I would like to have something like nested lists where the inner most list would be the content between the <f></f> tags and the list above that one would be created with the names of the sources ex. 我想使用类似嵌套列表的方法,其中最里面的列表是<f></f>标记之间的内容,而上方的列表将使用源ex的名称创建。 source="reuters" would be reuters. source="reuters"将是路透社。 Retrieving the info from the XML doc isn't a problem and I'm doing it with elementtree with loops retrieving with node.get('source') etc.

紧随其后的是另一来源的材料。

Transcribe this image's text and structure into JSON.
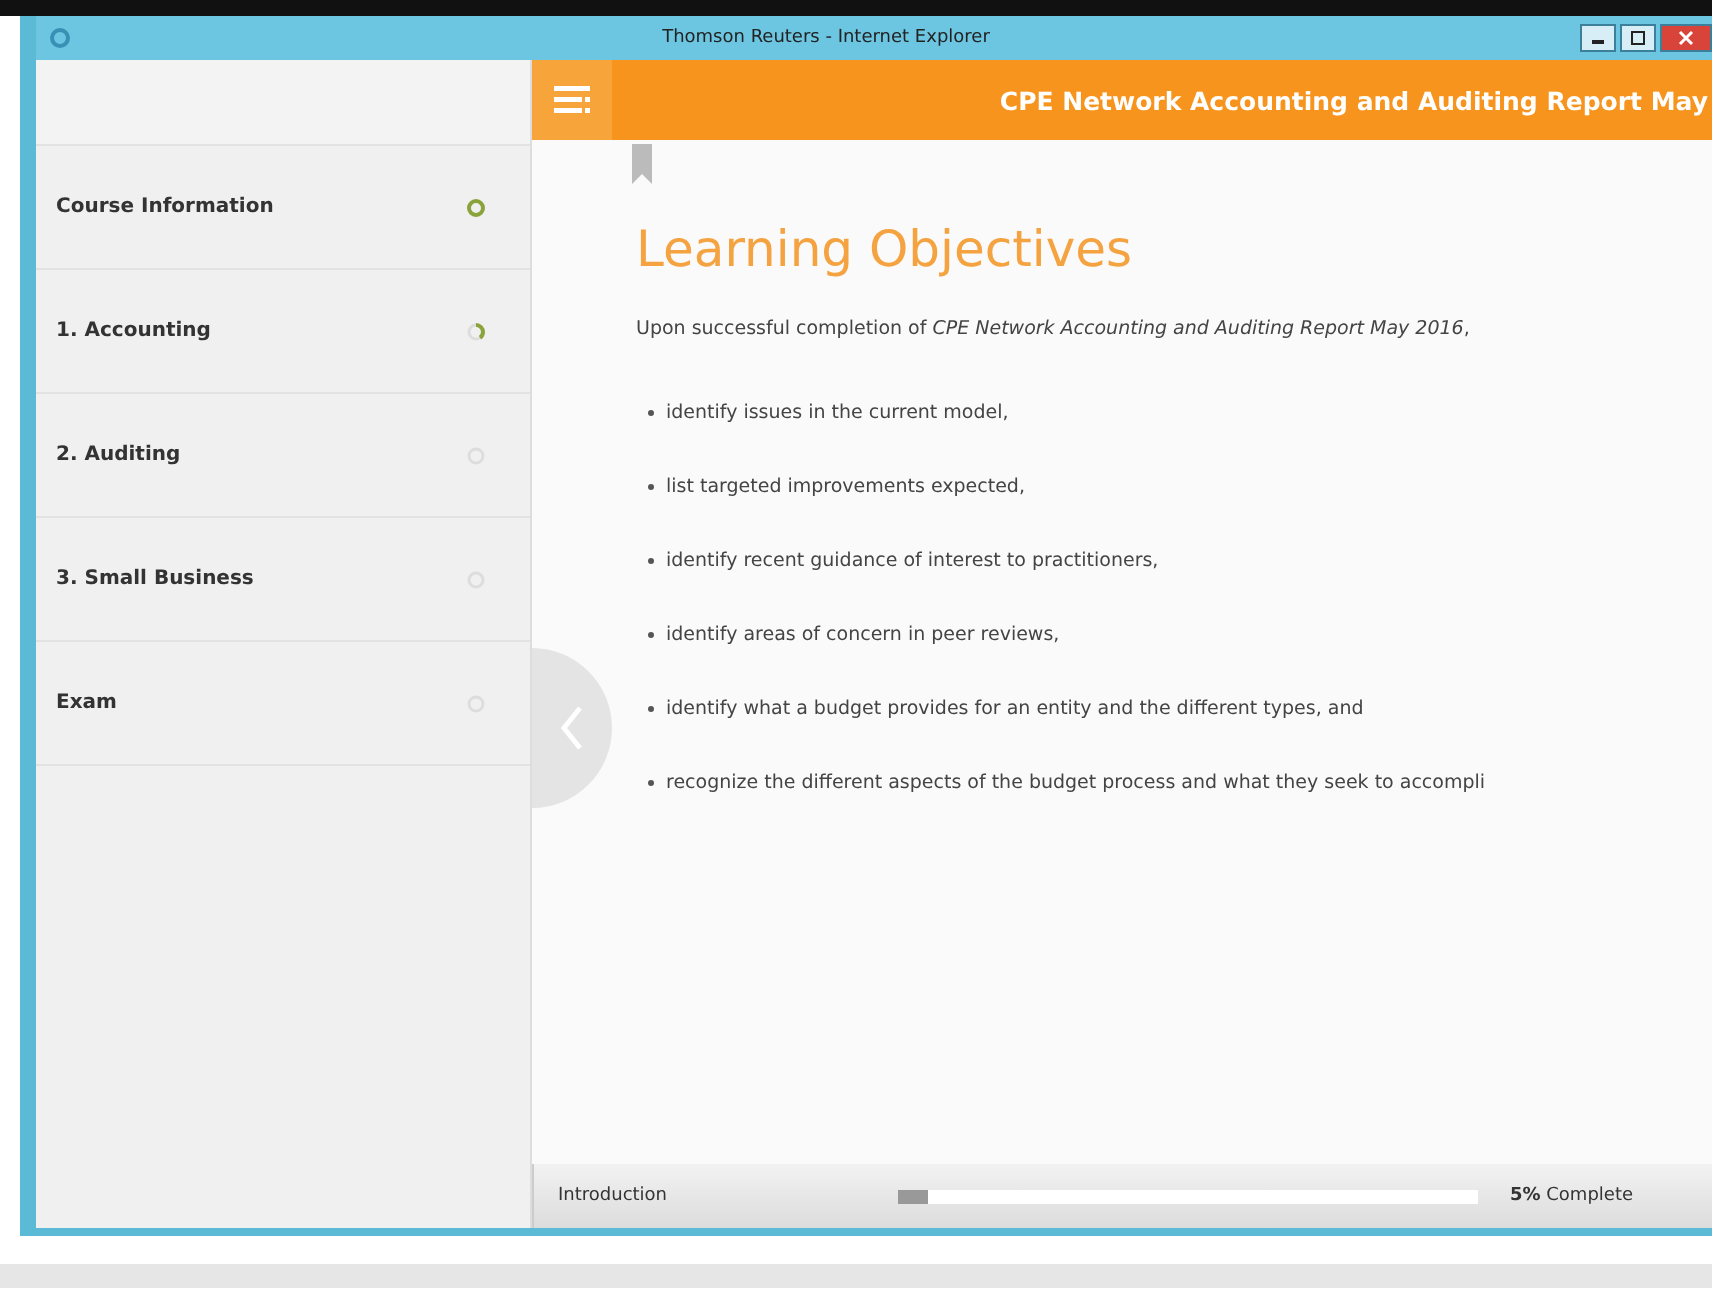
{
  "window": {
    "title": "Thomson Reuters - Internet Explorer"
  },
  "header": {
    "title": "CPE Network Accounting and Auditing Report May"
  },
  "sidebar": {
    "items": [
      {
        "label": "Course Information",
        "started": true,
        "completed": true,
        "selected": false
      },
      {
        "label": "1.  Accounting",
        "started": true,
        "completed": false,
        "selected": false
      },
      {
        "label": "2.  Auditing",
        "started": false,
        "completed": false,
        "selected": false
      },
      {
        "label": "3.  Small Business",
        "started": false,
        "completed": false,
        "selected": false
      },
      {
        "label": "Exam",
        "started": false,
        "completed": false,
        "selected": false
      }
    ]
  },
  "content": {
    "heading": "Learning Objectives",
    "intro": "Upon successful completion of *CPE Network Accounting and Auditing Report May 2016*,",
    "bullets": [
      "identify issues in the current model,",
      "list targeted improvements expected,",
      "identify recent guidance of interest to practitioners,",
      "identify areas of concern in peer reviews,",
      "identify what a budget provides for an entity and the different types, and",
      "recognize the different aspects of the budget process and what they seek to accompli"
    ]
  },
  "footer": {
    "section": "Introduction",
    "level": 0.05,
    "reading": "**5%** Complete"
  }
}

The problem is I'm having trouble generating the lists with the desired names and different lengths required from the different sources. 从XML文档中检索信息不是问题,我正在使用elementtree并使用node.get('source')等检索循环。问题是我在生成具有所需名称和名称的列表时遇到问题不同来源要求的长度不同。 I have tried appending but am unsure how to append to list with the names retrieved. 我尝试附加,但是不确定如何使用检索到的名称附加到列表。 Would a dictionary be better? 字典会更好吗? What would be the best practice in this situation? 在这种情况下,最佳做法是什么? And how might I make this work? 我该如何做呢? If any more info is required just post a comment and I'll be sure to add it. 如果需要更多信息,请发表评论,我将确保添加它。

From your description, a dictionary with keys according to the source name and values according to the feed lists might do the trick. 根据您的描述,可以根据需要在字典中根据源名称使用键,并根据Feed列表使用值。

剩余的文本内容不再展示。